Healthcare workers picket for higher wages

Jan 9, 2025

Tobey Hospital employees braved 20 degree temperatures to wave signs and chant while picketing for higher wages on Thursday, Jan. 9.

Organized by 1199 Service Employees International Union, both union and non-union workers arrived in force near the emergency room entrance on Main Street.

Picketers voiced complaints over short-staffing and low wages for hospital support staff, such as safety sitters, housekeepers and surgical technologists.

Chief negotiator for the union Kerry Brown, said Southcoast Health has been in negotiations with employees since July 2024 over an “across-the-board” percentage wage increase.

Workers are asking for a 3% increase, Southcoast Health has offered 2%, Brown said.

Picketers said low wages have contributed to staffing issues that have persisted since the Covid pandemic.

“We’ve been working short for like two years,” said lab unit coordinator Wanda Johnson. “We have some employees that are still only making 15 something [dollars] an hour.”

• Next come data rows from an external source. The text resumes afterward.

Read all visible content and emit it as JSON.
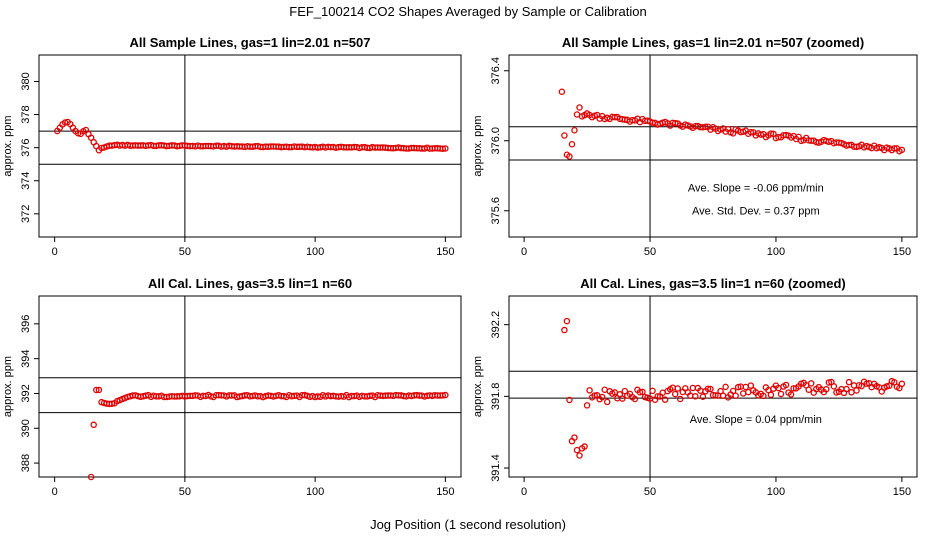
{
  "page": {
    "title": "FEF_100214  CO2 Shapes Averaged by Sample or Calibration",
    "xlabel": "Jog Position (1 second resolution)"
  },
  "colors": {
    "points": "#e00000",
    "lines": "#000000"
  },
  "chart_data": [
    {
      "type": "scatter",
      "title": "All Sample Lines, gas=1 lin=2.01 n=507",
      "ylabel": "approx. ppm",
      "xlim": [
        -6,
        156
      ],
      "ylim": [
        370.6,
        381.6
      ],
      "xticks": [
        0,
        50,
        100,
        150
      ],
      "xtick_labels": [
        "0",
        "50",
        "100",
        "150"
      ],
      "yticks": [
        372,
        374,
        376,
        378,
        380
      ],
      "ytick_labels": [
        "372",
        "374",
        "376",
        "378",
        "380"
      ],
      "hlines": [
        377.0,
        375.0
      ],
      "vlines": [
        50
      ],
      "annotations": [],
      "series": [
        {
          "shape": "sample_full",
          "x_start": 1,
          "x_end": 150
        }
      ]
    },
    {
      "type": "scatter",
      "title": "All Sample Lines, gas=1 lin=2.01 n=507 (zoomed)",
      "ylabel": "approx. ppm",
      "xlim": [
        -6,
        156
      ],
      "ylim": [
        375.45,
        376.49
      ],
      "xticks": [
        0,
        50,
        100,
        150
      ],
      "xtick_labels": [
        "0",
        "50",
        "100",
        "150"
      ],
      "yticks": [
        375.6,
        376.0,
        376.4
      ],
      "ytick_labels": [
        "375.6",
        "376.0",
        "376.4"
      ],
      "hlines": [
        376.08,
        375.89
      ],
      "vlines": [
        50
      ],
      "annotations": [
        {
          "text": "Ave. Slope =  -0.06  ppm/min",
          "x": 92,
          "y": 375.71
        },
        {
          "text": "Ave. Std. Dev. =  0.37  ppm",
          "x": 92,
          "y": 375.58
        }
      ],
      "series": [
        {
          "shape": "sample_zoom",
          "x_start": 15,
          "x_end": 150
        }
      ]
    },
    {
      "type": "scatter",
      "title": "All Cal. Lines, gas=3.5 lin=1 n=60",
      "ylabel": "approx. ppm",
      "xlim": [
        -6,
        156
      ],
      "ylim": [
        387.2,
        397.6
      ],
      "xticks": [
        0,
        50,
        100,
        150
      ],
      "xtick_labels": [
        "0",
        "50",
        "100",
        "150"
      ],
      "yticks": [
        388,
        390,
        392,
        394,
        396
      ],
      "ytick_labels": [
        "388",
        "390",
        "392",
        "394",
        "396"
      ],
      "hlines": [
        392.9,
        390.9
      ],
      "vlines": [
        50
      ],
      "annotations": [],
      "series": [
        {
          "shape": "cal_full",
          "x_start": 14,
          "x_end": 150
        }
      ]
    },
    {
      "type": "scatter",
      "title": "All Cal. Lines, gas=3.5 lin=1 n=60 (zoomed)",
      "ylabel": "approx. ppm",
      "xlim": [
        -6,
        156
      ],
      "ylim": [
        391.35,
        392.36
      ],
      "xticks": [
        0,
        50,
        100,
        150
      ],
      "xtick_labels": [
        "0",
        "50",
        "100",
        "150"
      ],
      "yticks": [
        391.4,
        391.8,
        392.2
      ],
      "ytick_labels": [
        "391.4",
        "391.8",
        "392.2"
      ],
      "hlines": [
        391.94,
        391.79
      ],
      "vlines": [
        50
      ],
      "annotations": [
        {
          "text": "Ave. Slope =  0.04  ppm/min",
          "x": 92,
          "y": 391.65
        }
      ],
      "series": [
        {
          "shape": "cal_zoom",
          "x_start": 16,
          "x_end": 150
        }
      ]
    }
  ]
}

Johnson, who has worked at Tobey Hospital for 42 years, said support staff positions have been lacking personnel since the pandemic.

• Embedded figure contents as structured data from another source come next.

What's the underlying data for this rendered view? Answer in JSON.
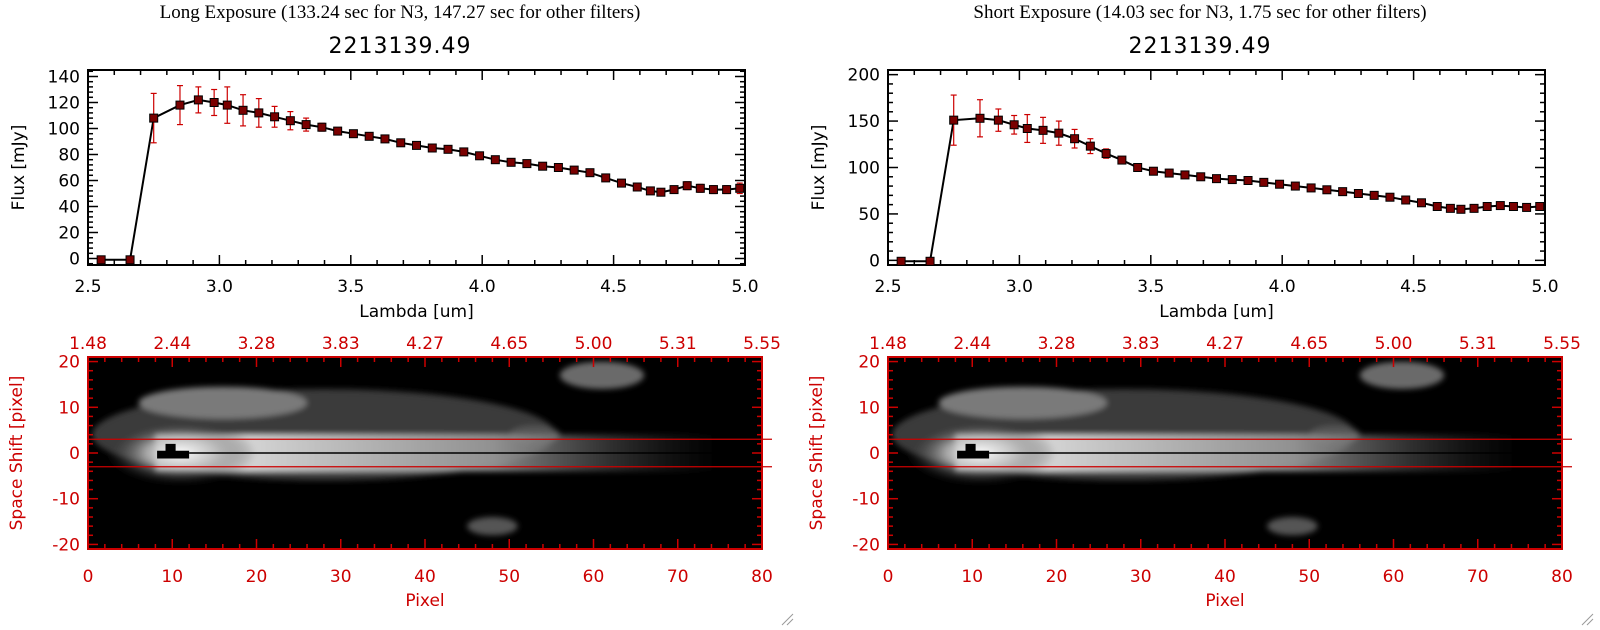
{
  "colors": {
    "errorbar": "#cc0000",
    "marker": "#7a0000",
    "axis_red": "#cc0000",
    "line": "#000000"
  },
  "panels": [
    {
      "title": "Long Exposure (133.24 sec for N3, 147.27 sec for other filters)",
      "object_id": "2213139.49",
      "chart_data": {
        "type": "line",
        "title": "2213139.49",
        "xlabel": "Lambda [um]",
        "ylabel": "Flux [mJy]",
        "xlim": [
          2.5,
          5.0
        ],
        "ylim": [
          -5,
          145
        ],
        "xticks": [
          "2.5",
          "3.0",
          "3.5",
          "4.0",
          "4.5",
          "5.0"
        ],
        "yticks": [
          "0",
          "20",
          "40",
          "60",
          "80",
          "100",
          "120",
          "140"
        ],
        "x": [
          2.55,
          2.66,
          2.75,
          2.85,
          2.92,
          2.98,
          3.03,
          3.09,
          3.15,
          3.21,
          3.27,
          3.33,
          3.39,
          3.45,
          3.51,
          3.57,
          3.63,
          3.69,
          3.75,
          3.81,
          3.87,
          3.93,
          3.99,
          4.05,
          4.11,
          4.17,
          4.23,
          4.29,
          4.35,
          4.41,
          4.47,
          4.53,
          4.59,
          4.64,
          4.68,
          4.73,
          4.78,
          4.83,
          4.88,
          4.93,
          4.98
        ],
        "y": [
          -1,
          -1,
          108,
          118,
          122,
          120,
          118,
          114,
          112,
          109,
          106,
          103,
          101,
          98,
          96,
          94,
          92,
          89,
          87,
          85,
          84,
          82,
          79,
          76,
          74,
          73,
          71,
          70,
          68,
          66,
          62,
          58,
          55,
          52,
          51,
          53,
          56,
          54,
          53,
          53,
          54
        ],
        "yerr": [
          0,
          0,
          19,
          15,
          10,
          10,
          14,
          12,
          11,
          8,
          7,
          5,
          3,
          2,
          2,
          2,
          2,
          2,
          2,
          2,
          2,
          2,
          2,
          2,
          2,
          2,
          2,
          2,
          2,
          2,
          2,
          2,
          2,
          2,
          2,
          2,
          3,
          3,
          3,
          3,
          4
        ]
      },
      "image": {
        "xlabel": "Pixel",
        "ylabel": "Space Shift [pixel]",
        "xticks": [
          "0",
          "10",
          "20",
          "30",
          "40",
          "50",
          "60",
          "70",
          "80"
        ],
        "yticks": [
          "-20",
          "-10",
          "0",
          "10",
          "20"
        ],
        "top_ticks": [
          "1.48",
          "2.44",
          "3.28",
          "3.83",
          "4.27",
          "4.65",
          "5.00",
          "5.31",
          "5.55"
        ]
      }
    },
    {
      "title": "Short Exposure (14.03 sec for N3, 1.75 sec for other filters)",
      "object_id": "2213139.49",
      "chart_data": {
        "type": "line",
        "title": "2213139.49",
        "xlabel": "Lambda [um]",
        "ylabel": "Flux [mJy]",
        "xlim": [
          2.5,
          5.0
        ],
        "ylim": [
          -5,
          205
        ],
        "xticks": [
          "2.5",
          "3.0",
          "3.5",
          "4.0",
          "4.5",
          "5.0"
        ],
        "yticks": [
          "0",
          "50",
          "100",
          "150",
          "200"
        ],
        "x": [
          2.55,
          2.66,
          2.75,
          2.85,
          2.92,
          2.98,
          3.03,
          3.09,
          3.15,
          3.21,
          3.27,
          3.33,
          3.39,
          3.45,
          3.51,
          3.57,
          3.63,
          3.69,
          3.75,
          3.81,
          3.87,
          3.93,
          3.99,
          4.05,
          4.11,
          4.17,
          4.23,
          4.29,
          4.35,
          4.41,
          4.47,
          4.53,
          4.59,
          4.64,
          4.68,
          4.73,
          4.78,
          4.83,
          4.88,
          4.93,
          4.98
        ],
        "y": [
          -1,
          -1,
          151,
          153,
          151,
          146,
          142,
          140,
          137,
          131,
          123,
          115,
          108,
          100,
          96,
          94,
          92,
          90,
          88,
          87,
          86,
          84,
          82,
          80,
          78,
          76,
          74,
          72,
          70,
          68,
          65,
          62,
          58,
          56,
          55,
          56,
          58,
          59,
          58,
          57,
          58
        ],
        "yerr": [
          0,
          0,
          27,
          20,
          12,
          10,
          15,
          14,
          13,
          10,
          8,
          5,
          3,
          2,
          2,
          2,
          2,
          2,
          2,
          2,
          2,
          2,
          2,
          2,
          2,
          2,
          2,
          2,
          2,
          2,
          2,
          2,
          2,
          2,
          2,
          2,
          3,
          3,
          3,
          3,
          4
        ]
      },
      "image": {
        "xlabel": "Pixel",
        "ylabel": "Space Shift [pixel]",
        "xticks": [
          "0",
          "10",
          "20",
          "30",
          "40",
          "50",
          "60",
          "70",
          "80"
        ],
        "yticks": [
          "-20",
          "-10",
          "0",
          "10",
          "20"
        ],
        "top_ticks": [
          "1.48",
          "2.44",
          "3.28",
          "3.83",
          "4.27",
          "4.65",
          "5.00",
          "5.31",
          "5.55"
        ]
      }
    }
  ]
}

She said many employees leave Tobey Hospital for Southcoast Health’s larger St. Luke’s Hospital in New Bedford because similar jobs there pay $2 more an hour.

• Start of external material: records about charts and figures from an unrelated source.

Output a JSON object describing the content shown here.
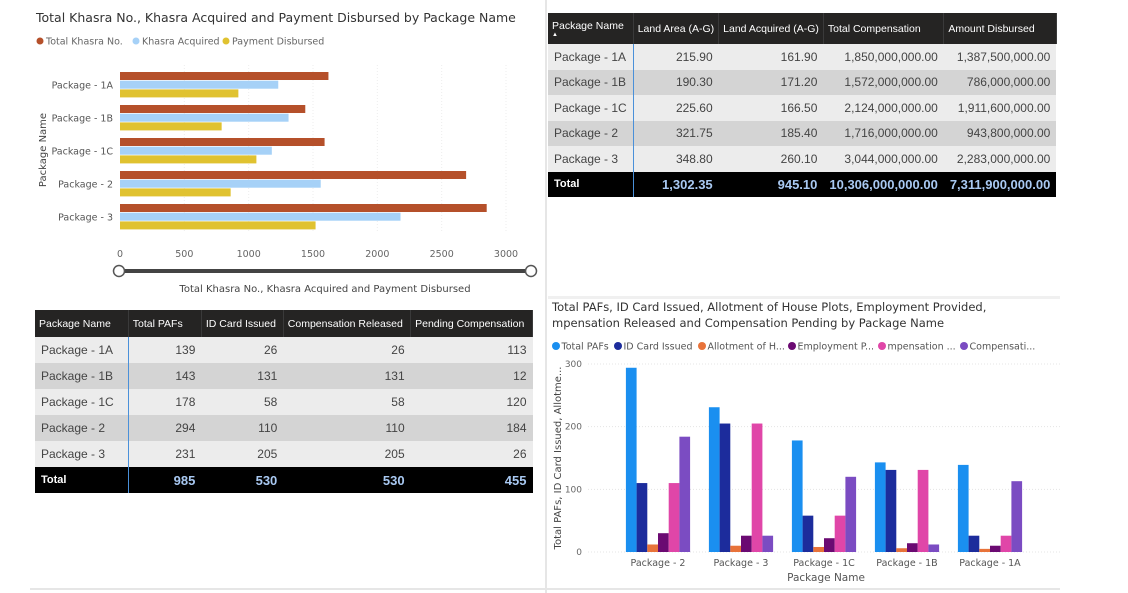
{
  "chart_data": [
    {
      "type": "bar",
      "orientation": "horizontal",
      "title": "Total Khasra No., Khasra Acquired and Payment Disbursed by Package Name",
      "ylabel": "Package Name",
      "xlabel": "Total Khasra No., Khasra Acquired and Payment Disbursed",
      "categories": [
        "Package - 1A",
        "Package - 1B",
        "Package - 1C",
        "Package - 2",
        "Package - 3"
      ],
      "xlim": [
        0,
        3000
      ],
      "xticks": [
        0,
        500,
        1000,
        1500,
        2000,
        2500,
        3000
      ],
      "legend": "top-left",
      "series": [
        {
          "name": "Total Khasra No.",
          "color": "#b5502a",
          "values": [
            1620,
            1440,
            1590,
            2690,
            2850
          ]
        },
        {
          "name": "Khasra Acquired",
          "color": "#a6d1f7",
          "values": [
            1230,
            1310,
            1180,
            1560,
            2180
          ]
        },
        {
          "name": "Payment Disbursed",
          "color": "#e0c230",
          "values": [
            920,
            790,
            1060,
            860,
            1520
          ]
        }
      ]
    },
    {
      "type": "bar",
      "title": "Total PAFs, ID Card Issued, Allotment of House Plots, Employment Provided, mpensation Released and Compensation Pending by Package Name",
      "title_lines": [
        "Total PAFs, ID Card Issued, Allotment of House Plots, Employment Provided,",
        "mpensation Released and Compensation Pending by Package Name"
      ],
      "xlabel": "Package Name",
      "ylabel": "Total PAFs, ID Card Issued, Allotme...",
      "categories": [
        "Package - 2",
        "Package - 3",
        "Package - 1C",
        "Package - 1B",
        "Package - 1A"
      ],
      "ylim": [
        0,
        300
      ],
      "yticks": [
        0,
        100,
        200,
        300
      ],
      "grid": true,
      "legend": "top-left",
      "series": [
        {
          "name": "Total PAFs",
          "color": "#1a8ff0",
          "values": [
            294,
            231,
            178,
            143,
            139
          ]
        },
        {
          "name": "ID Card Issued",
          "color": "#1c2c9c",
          "values": [
            110,
            205,
            58,
            131,
            26
          ]
        },
        {
          "name": "Allotment of H...",
          "color": "#e8733a",
          "values": [
            12,
            10,
            8,
            6,
            5
          ]
        },
        {
          "name": "Employment P...",
          "color": "#6b0a72",
          "values": [
            30,
            26,
            22,
            14,
            10
          ]
        },
        {
          "name": "mpensation ...",
          "color": "#e046a8",
          "values": [
            110,
            205,
            58,
            131,
            26
          ]
        },
        {
          "name": "Compensati...",
          "color": "#7b4cc2",
          "values": [
            184,
            26,
            120,
            12,
            113
          ]
        }
      ]
    }
  ],
  "land_table": {
    "sort_icon": "sort-ascending-icon",
    "headers": [
      "Package Name",
      "Land Area (A-G)",
      "Land Acquired (A-G)",
      "Total Compensation",
      "Amount Disbursed"
    ],
    "rows": [
      [
        "Package - 1A",
        "215.90",
        "161.90",
        "1,850,000,000.00",
        "1,387,500,000.00"
      ],
      [
        "Package - 1B",
        "190.30",
        "171.20",
        "1,572,000,000.00",
        "786,000,000.00"
      ],
      [
        "Package - 1C",
        "225.60",
        "166.50",
        "2,124,000,000.00",
        "1,911,600,000.00"
      ],
      [
        "Package - 2",
        "321.75",
        "185.40",
        "1,716,000,000.00",
        "943,800,000.00"
      ],
      [
        "Package - 3",
        "348.80",
        "260.10",
        "3,044,000,000.00",
        "2,283,000,000.00"
      ]
    ],
    "total": [
      "Total",
      "1,302.35",
      "945.10",
      "10,306,000,000.00",
      "7,311,900,000.00"
    ]
  },
  "paf_table": {
    "headers": [
      "Package Name",
      "Total PAFs",
      "ID Card Issued",
      "Compensation Released",
      "Pending Compensation"
    ],
    "rows": [
      [
        "Package - 1A",
        "139",
        "26",
        "26",
        "113"
      ],
      [
        "Package - 1B",
        "143",
        "131",
        "131",
        "12"
      ],
      [
        "Package - 1C",
        "178",
        "58",
        "58",
        "120"
      ],
      [
        "Package - 2",
        "294",
        "110",
        "110",
        "184"
      ],
      [
        "Package - 3",
        "231",
        "205",
        "205",
        "26"
      ]
    ],
    "total": [
      "Total",
      "985",
      "530",
      "530",
      "455"
    ]
  }
}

“They have not been able to hire people because the wages are not significant enough for people to thrive,” said union organizer Marlishia Aho.

Picketers described themselves as the “front line employees” who are with patients for the majority of their time at the hospital.

Mary MacLeod, a respiratory therapist who has worked at Tobey Hospital for 35 years, said employees like her are the reason patients say they love the hospital.

“They can pay their CEOs big money and all that, but what about the little guys who do all the work,” MacLeod said.

Negotiators for employees holding signs on Thursday said they are hopeful an agreement can be reached soon.

“I think they’re insulting us with the 2%,” Johnson said. “We want the community taken care of and we just think Southcoast should give us a lousy 3%.”

Representatives from Southcoast Health wrote in an email that the organization has completed 17 “good faith” bargaining sessions with the support staff union. 

“As a not-for-profit community health system, we remain committed to reaching an agreement that includes fair, equitable and sustainable wage increases for both the hospital and our staff,” representatives wrote. “We greatly appreciate all of our employees and their ongoing dedication to caring for our community.”